The reason we choose 6502 CPU is due to limited instructions, because it isn’t good idea to read 7000 pages of instructions just to get work on it. And Intrestingly it was the one that powered Apple II, Commodore and even the Nintendo Entertainment System.
The 6502 CPU can directly addresses up to 64KB of memory using 16-bit addresses. The CPU interacts with memory through various addressing modes: Immediate address, Zero-Page addressing, Absolute Addressing, Indexed Addressing.

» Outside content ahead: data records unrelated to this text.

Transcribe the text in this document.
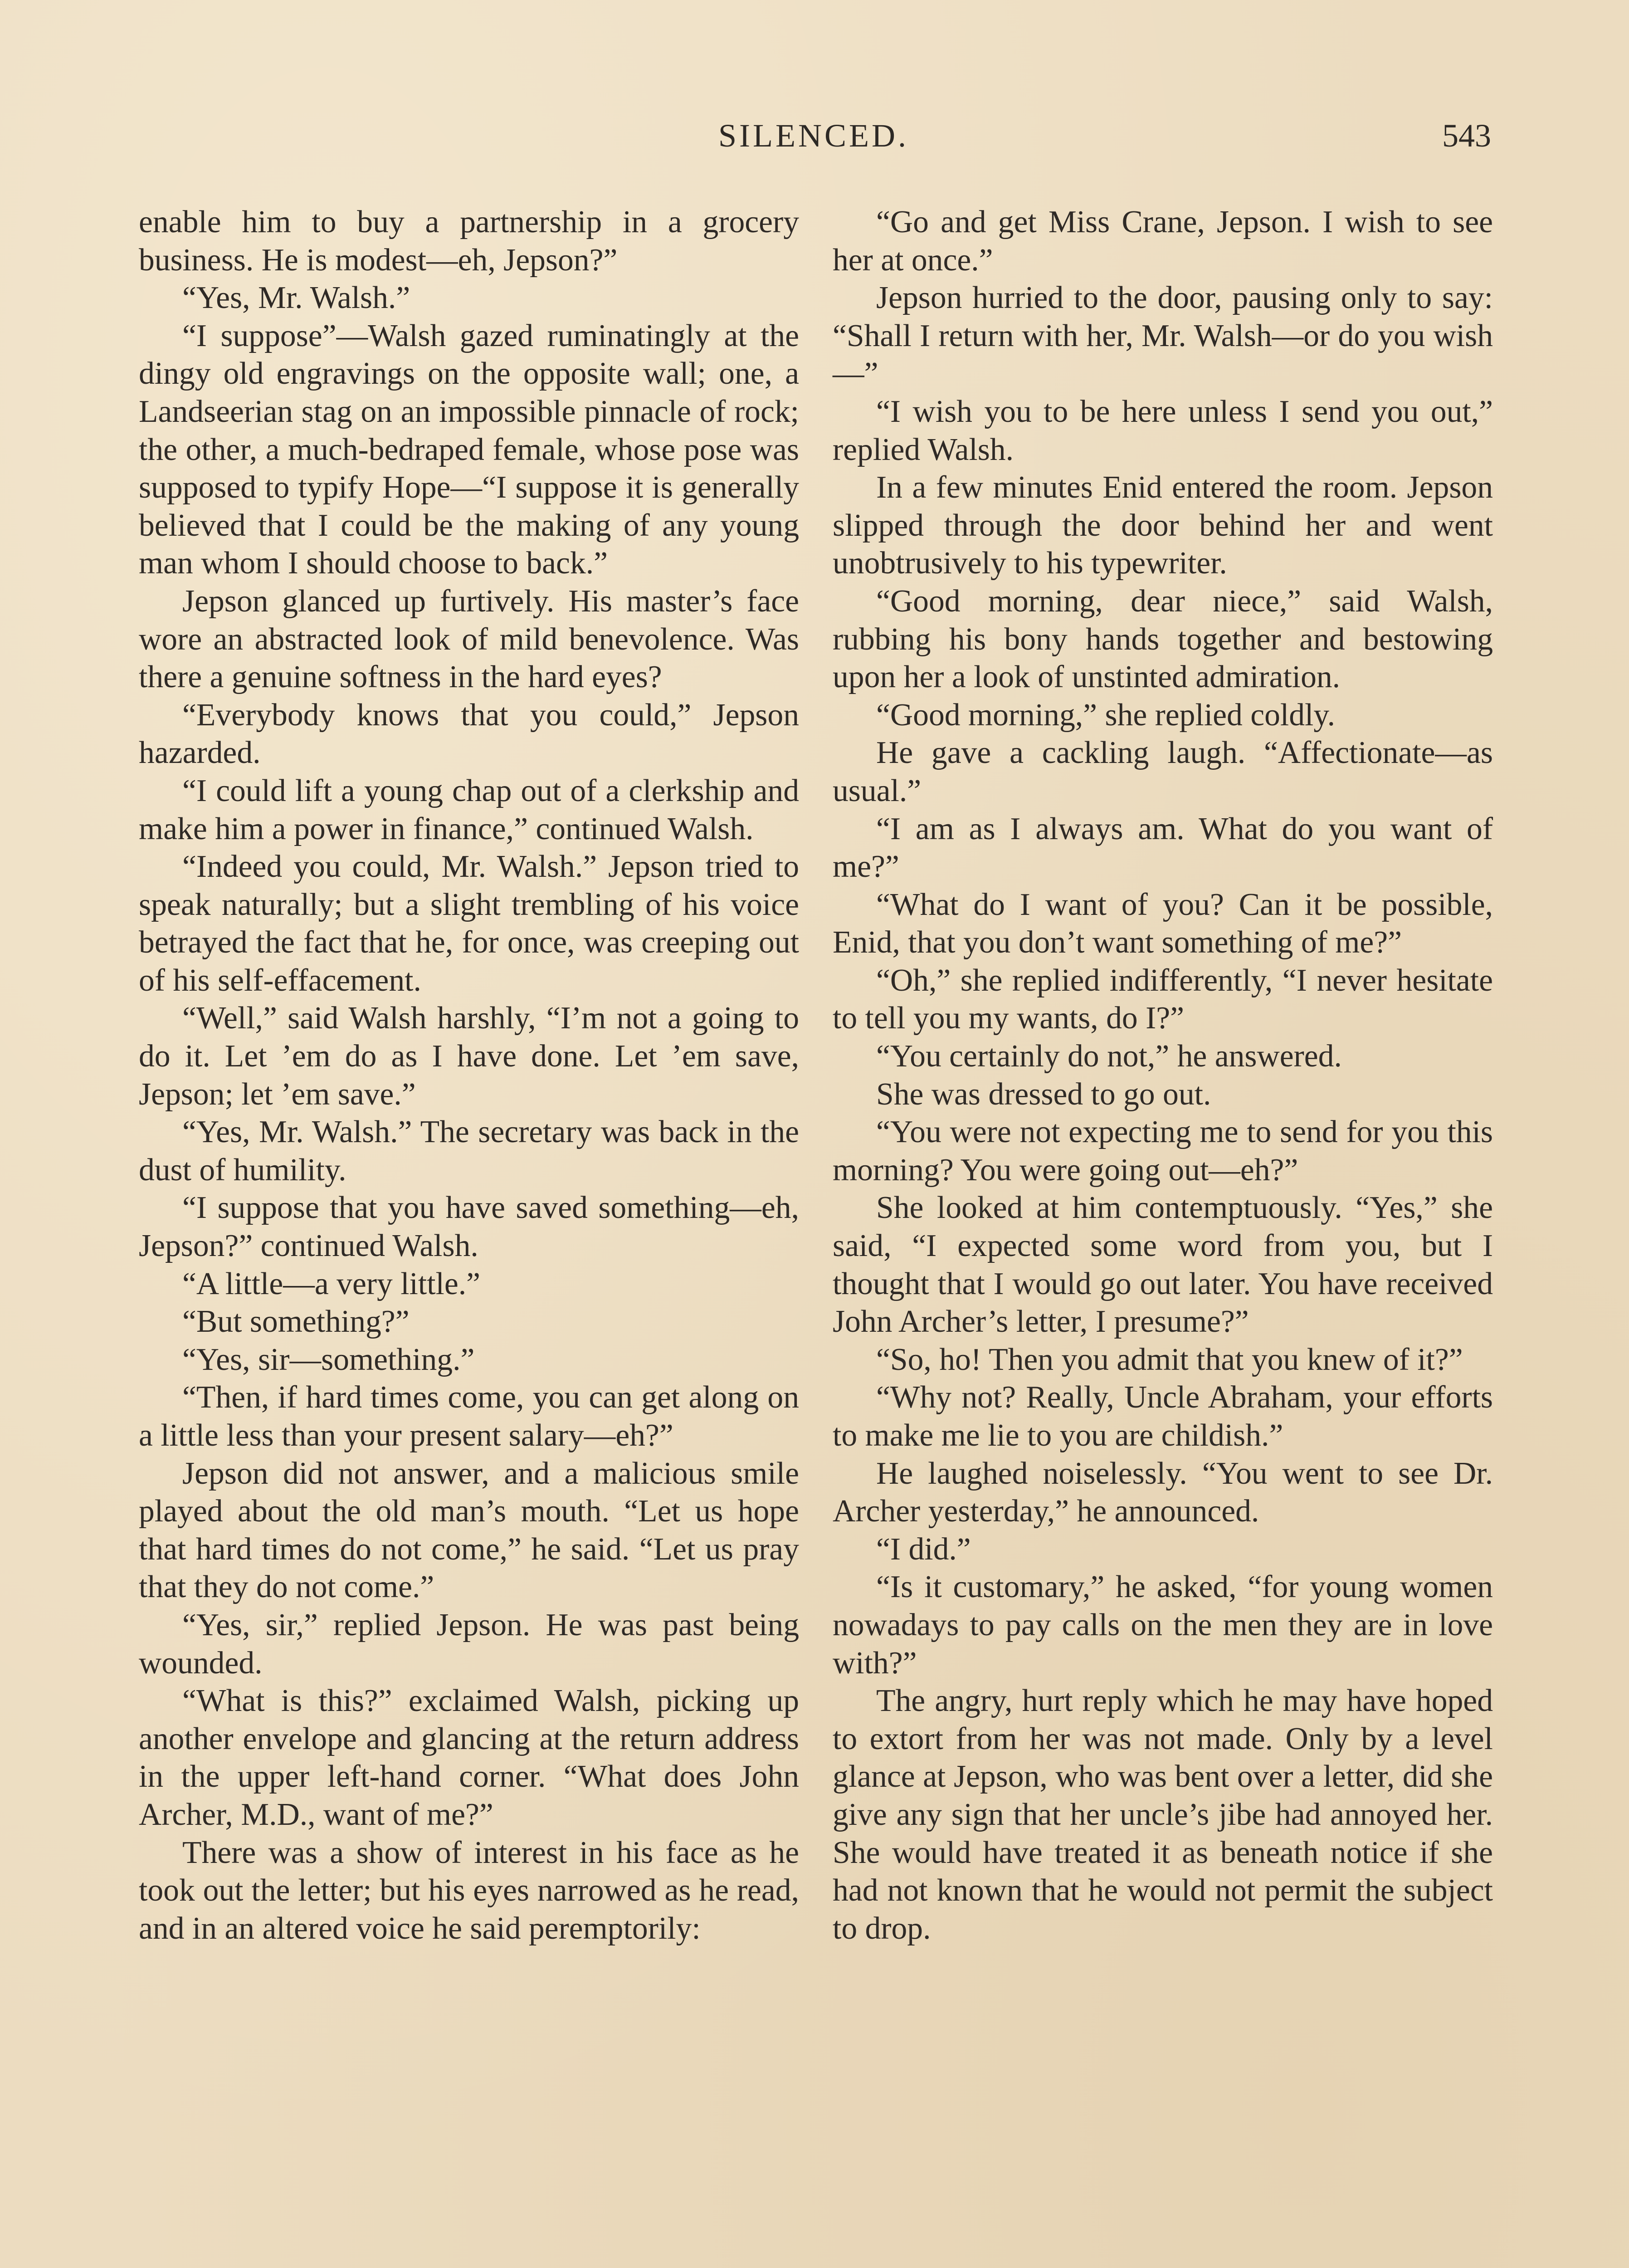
SILENCED.	543

enable him to buy a partnership in a grocery business. He is modest—eh, Jepson?”

“Yes, Mr. Walsh.”

“I suppose”—Walsh gazed ruminatingly at the dingy old engravings on the opposite wall; one, a Landseerian stag on an impossible pinnacle of rock; the other, a much-bedraped female, whose pose was supposed to typify Hope—“I suppose it is generally believed that I could be the making of any young man whom I should choose to back.”

Jepson glanced up furtively. His master’s face wore an abstracted look of mild benevolence. Was there a genuine softness in the hard eyes?

“Everybody knows that you could,” Jepson hazarded.

“I could lift a young chap out of a clerkship and make him a power in finance,” continued Walsh.

“Indeed you could, Mr. Walsh.” Jepson tried to speak naturally; but a slight trembling of his voice betrayed the fact that he, for once, was creeping out of his self-effacement.

“Well,” said Walsh harshly, “I’m not a going to do it. Let ’em do as I have done. Let ’em save, Jepson; let ’em save.”

“Yes, Mr. Walsh.” The secretary was back in the dust of humility.

“I suppose that you have saved something—eh, Jepson?” continued Walsh.

“A little—a very little.”

“But something?”

“Yes, sir—something.”

“Then, if hard times come, you can get along on a little less than your present salary—eh?”

Jepson did not answer, and a malicious smile played about the old man’s mouth. “Let us hope that hard times do not come,” he said. “Let us pray that they do not come.”

“Yes, sir,” replied Jepson. He was past being wounded.

“What is this?” exclaimed Walsh, picking up another envelope and glancing at the return address in the upper left-hand corner. “What does John Archer, M.D., want of me?”

There was a show of interest in his face as he took out the letter; but his eyes narrowed as he read, and in an altered voice he said peremptorily:

“Go and get Miss Crane, Jepson. I wish to see her at once.”

Jepson hurried to the door, pausing only to say: “Shall I return with her, Mr. Walsh—or do you wish—”

“I wish you to be here unless I send you out,” replied Walsh.

In a few minutes Enid entered the room. Jepson slipped through the door behind her and went unobtrusively to his typewriter.

“Good morning, dear niece,” said Walsh, rubbing his bony hands together and bestowing upon her a look of unstinted admiration.

“Good morning,” she replied coldly.

He gave a cackling laugh. “Affectionate—as usual.”

“I am as I always am. What do you want of me?”

“What do I want of you? Can it be possible, Enid, that you don’t want something of me?”

“Oh,” she replied indifferently, “I never hesitate to tell you my wants, do I?”

“You certainly do not,” he answered.

She was dressed to go out.

“You were not expecting me to send for you this morning? You were going out—eh?”

She looked at him contemptuously. “Yes,” she said, “I expected some word from you, but I thought that I would go out later. You have received John Archer’s letter, I presume?”

“So, ho! Then you admit that you knew of it?”

“Why not? Really, Uncle Abraham, your efforts to make me lie to you are childish.”

He laughed noiselessly. “You went to see Dr. Archer yesterday,” he announced.

“I did.”

“Is it customary,” he asked, “for young women nowadays to pay calls on the men they are in love with?”

The angry, hurt reply which he may have hoped to extort from her was not made. Only by a level glance at Jepson, who was bent over a letter, did she give any sign that her uncle’s jibe had annoyed her. She would have treated it as beneath notice if she had not known that he would not permit the subject to drop.
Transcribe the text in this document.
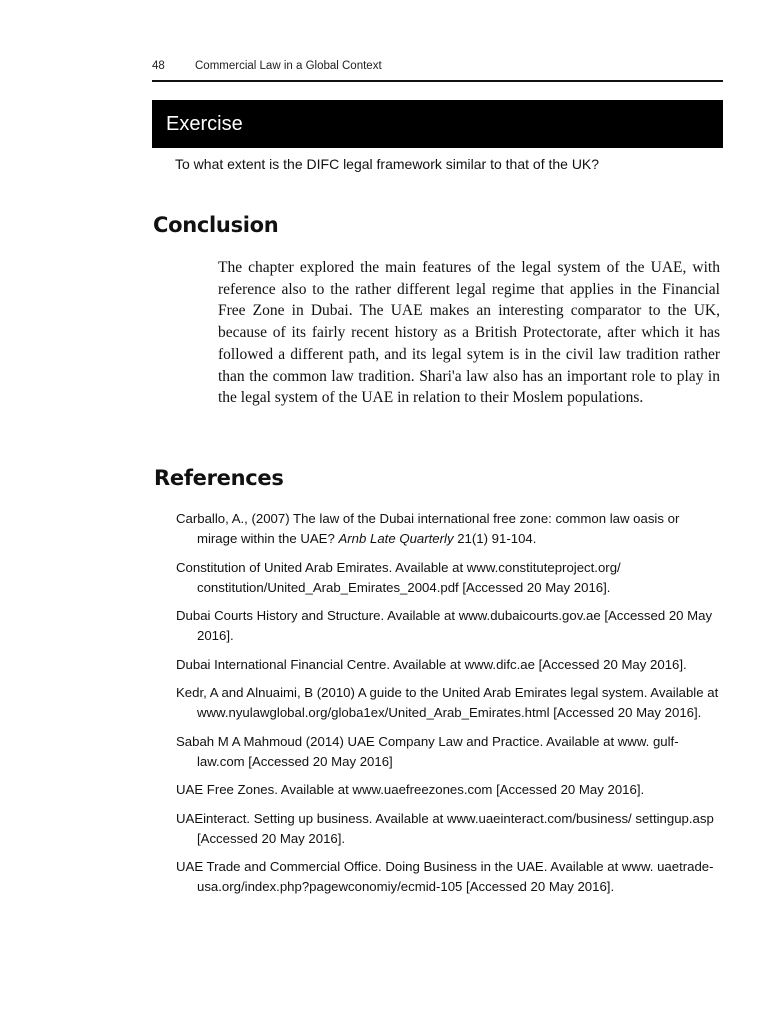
48	Commercial Law in a Global Context
Exercise
To what extent is the DIFC legal framework similar to that of the UK?
Conclusion

The chapter explored the main features of the legal system of the UAE, with reference also to the rather different legal regime that applies in the Financial Free Zone in Dubai. The UAE makes an interesting comparator to the UK, because of its fairly recent history as a British Protectorate, after which it has followed a different path, and its legal sytem is in the civil law tradition rather than the common law tradition. Shari'a law also has an important role to play in the legal system of the UAE in relation to their Moslem populations.

References
Carballo, A., (2007) The law of the Dubai international free zone: common law oasis or mirage within the UAE? Arnb Late Quarterly 21(1) 91-104.
Constitution of United Arab Emirates. Available at www.constituteproject.org/ constitution/United_Arab_Emirates_2004.pdf [Accessed 20 May 2016].
Dubai Courts History and Structure. Available at www.dubaicourts.gov.ae [Accessed 20 May 2016].
Dubai International Financial Centre. Available at www.difc.ae [Accessed 20 May 2016].
Kedr, A and Alnuaimi, B (2010) A guide to the United Arab Emirates legal system. Available at www.nyulawglobal.org/globa1ex/United_Arab_Emirates.html [Accessed 20 May 2016].
Sabah M A Mahmoud (2014) UAE Company Law and Practice. Available at www. gulf-law.com [Accessed 20 May 2016]
UAE Free Zones. Available at www.uaefreezones.com [Accessed 20 May 2016].
UAEinteract. Setting up business. Available at www.uaeinteract.com/business/ settingup.asp [Accessed 20 May 2016].
UAE Trade and Commercial Office. Doing Business in the UAE. Available at www. uaetrade-usa.org/index.php?pagewconomiy/ecmid-105 [Accessed 20 May 2016].
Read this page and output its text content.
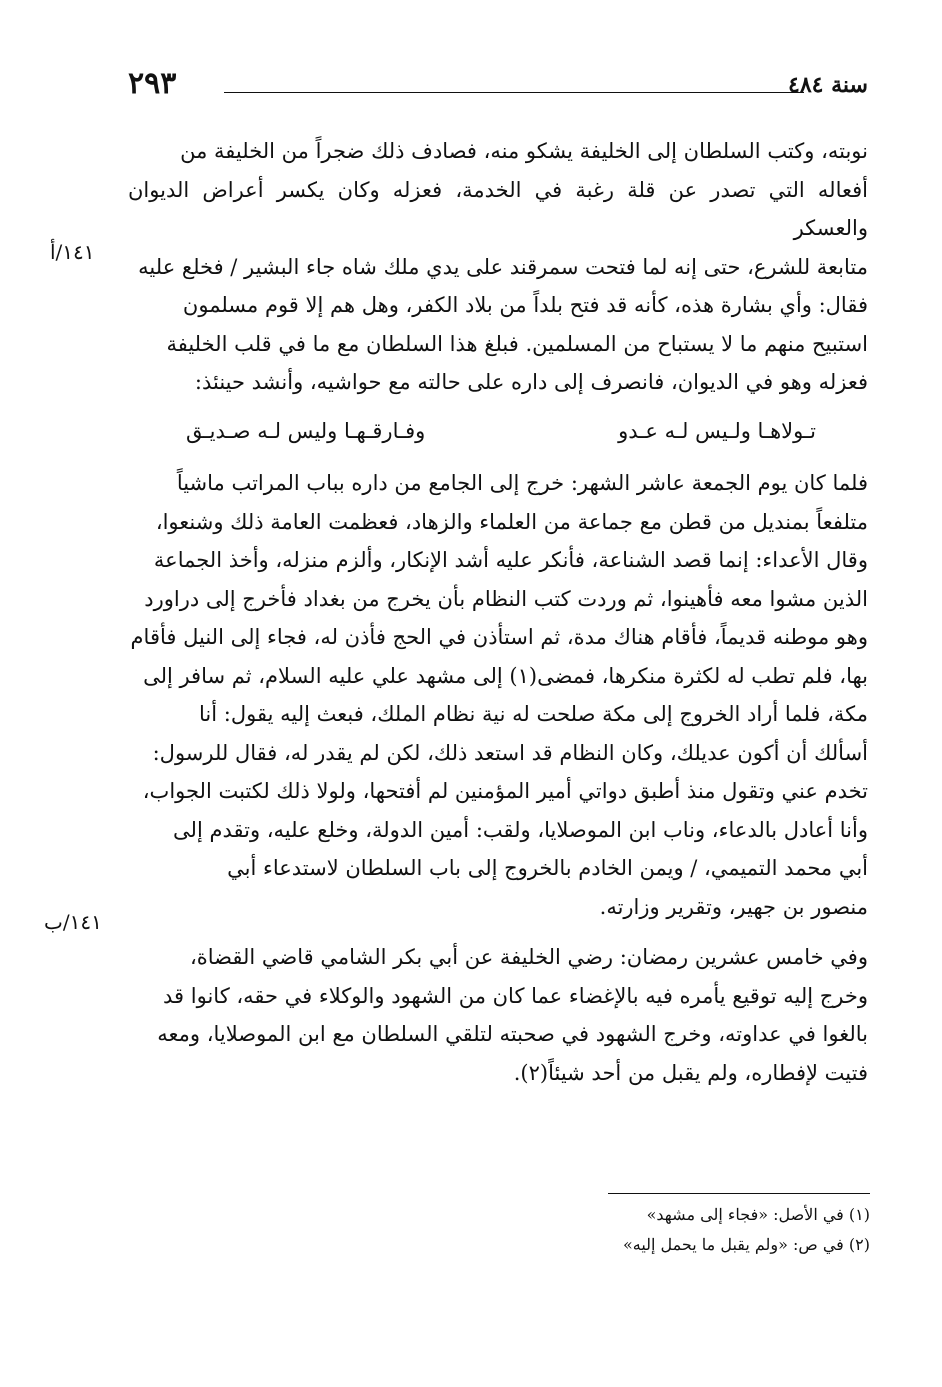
سنة ٤٨٤
٢٩٣
نوبته، وكتب السلطان إلى الخليفة يشكو منه، فصادف ذلك ضجراً من الخليفة من
أفعاله التي تصدر عن قلة رغبة في الخدمة، فعزله وكان يكسر أعراض الديوان والعسكر
متابعة للشرع، حتى إنه لما فتحت سمرقند على يدي ملك شاه جاء البشير / فخلع عليه
فقال: وأي بشارة هذه، كأنه قد فتح بلداً من بلاد الكفر، وهل هم إلا قوم مسلمون
استبيح منهم ما لا يستباح من المسلمين. فبلغ هذا السلطان مع ما في قلب الخليفة
فعزله وهو في الديوان، فانصرف إلى داره على حالته مع حواشيه، وأنشد حينئذ:
تـولاهـا ولـيس لـه عـدو
وفـارقـهـا وليس لـه صـديـق
فلما كان يوم الجمعة عاشر الشهر: خرج إلى الجامع من داره بباب المراتب ماشياً
متلفعاً بمنديل من قطن مع جماعة من العلماء والزهاد، فعظمت العامة ذلك وشنعوا،
وقال الأعداء: إنما قصد الشناعة، فأنكر عليه أشد الإنكار، وألزم منزله، وأخذ الجماعة
الذين مشوا معه فأهينوا، ثم وردت كتب النظام بأن يخرج من بغداد فأخرج إلى دراورد
وهو موطنه قديماً، فأقام هناك مدة، ثم استأذن في الحج فأذن له، فجاء إلى النيل فأقام
بها، فلم تطب له لكثرة منكرها، فمضى(١) إلى مشهد علي عليه السلام، ثم سافر إلى
مكة، فلما أراد الخروج إلى مكة صلحت له نية نظام الملك، فبعث إليه يقول: أنا
أسألك أن أكون عديلك، وكان النظام قد استعد ذلك، لكن لم يقدر له، فقال للرسول:
تخدم عني وتقول منذ أطبق دواتي أمير المؤمنين لم أفتحها، ولولا ذلك لكتبت الجواب،
وأنا أعادل بالدعاء، وناب ابن الموصلايا، ولقب: أمين الدولة، وخلع عليه، وتقدم إلى
أبي محمد التميمي، / ويمن الخادم بالخروج إلى باب السلطان لاستدعاء أبي
منصور بن جهير، وتقرير وزارته.
وفي خامس عشرين رمضان: رضي الخليفة عن أبي بكر الشامي قاضي القضاة،
وخرج إليه توقيع يأمره فيه بالإغضاء عما كان من الشهود والوكلاء في حقه، كانوا قد
بالغوا في عداوته، وخرج الشهود في صحبته لتلقي السلطان مع ابن الموصلايا، ومعه
فتيت لإفطاره، ولم يقبل من أحد شيئاً(٢).
١٤١/أ
١٤١/ب
(١) في الأصل: «فجاء إلى مشهد»
(٢) في ص: «ولم يقبل ما يحمل إليه»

We can begam writing basic programs for the 6502 using an emulator. Here, How it actually looks:
Now, we will play with the following code in the 6502 emulator.
lda #$00 ; set a pointer in memory location $40 to point to $0200
sta $40 ; ... low byte ($00) goes in address $40
lda #$02
sta $41 ; ... high byte ($02) goes into address $41
lda #$07 ; colour number
ldy #$00 ; set index to 0
loop: sta ($40),y ; set pixel colour at the address (pointer)+Y
iny ; increment index
bne loop ; continue until done the page (256 pixels)
inc $41 ; increment the page
ldx $41 ; get the current page number
cpx #$06 ; compare with 6
bne loop ; continue until done all pages
This code will fill the screen up yellow colour. But we have to dive in a little deep to calculate the how long does this code take to execute assuming a 1MHz clock speed and calculate the memory usage.By analysis, this code should take 0.11319 seconds and 26 bytes to execute.
Optimization
How we can literally slices the execution time by more half? This is what optimized code looks like.
lda #$07
ldy #$00
loop:
sta $0200,y
sta $0300,y
sta $0400,y
sta $0500,y
iny
bne loop
New and different colour
To change the colour from Yellow to Pale Orange, we need to update whats on the accumulator.
lda #$07 ; old
lda #$08 ; new
To get different colours in every quater, we can explicitly specify the colour we want to use.
ldy #$00
loop:
lda #$12
sta $0200,y
lda #$13
sta $0300,y
lda #$14
sta $0400,y
lda #$15
sta $0500,y
iny
bne loop
To get random colour in each pixel, we can use the one-byte pseudo-random number generator (PRNG) at $fe.
ldy #$00
loop:
lda $fe
sta $0200,y
lda $fe
sta $0300,y
lda $fe
sta $0400,y
lda $fe
sta $0500,y
iny
bne loop
Challenges
We were challenged with writing a program which draws lines around the edge of the display:
A red line across the top
A green line across the bottom (which I make it purple for no special reason)
A blue line across the right side.
A purple line across the left size.
lda #$07
ldy #$00
loop:
sta $0200,y
sta $0300,y
sta $0400,y
sta $0500,y
iny
bne loop
lda #$2
loop2:
sta $0200,y
iny
cpy #$20
bne loop2
lda #$5
ldy #$e0
loop3:
sta $0500,y
iny
bne loop3
lda #$6
ldy #$e0
loop4:
sta $0500,y
iny
bne loop3
Reflection
It’s really intresting to see how colors get changed with simple assembly instructions. But, personally, i didn’t found it to be simple, there were lot of hit and trials. It was for good, by this i get one step more deep in understanding how registers and memory interact and how performance is executed by instruction execution time. And, we learnt 6502 processor too: syntax.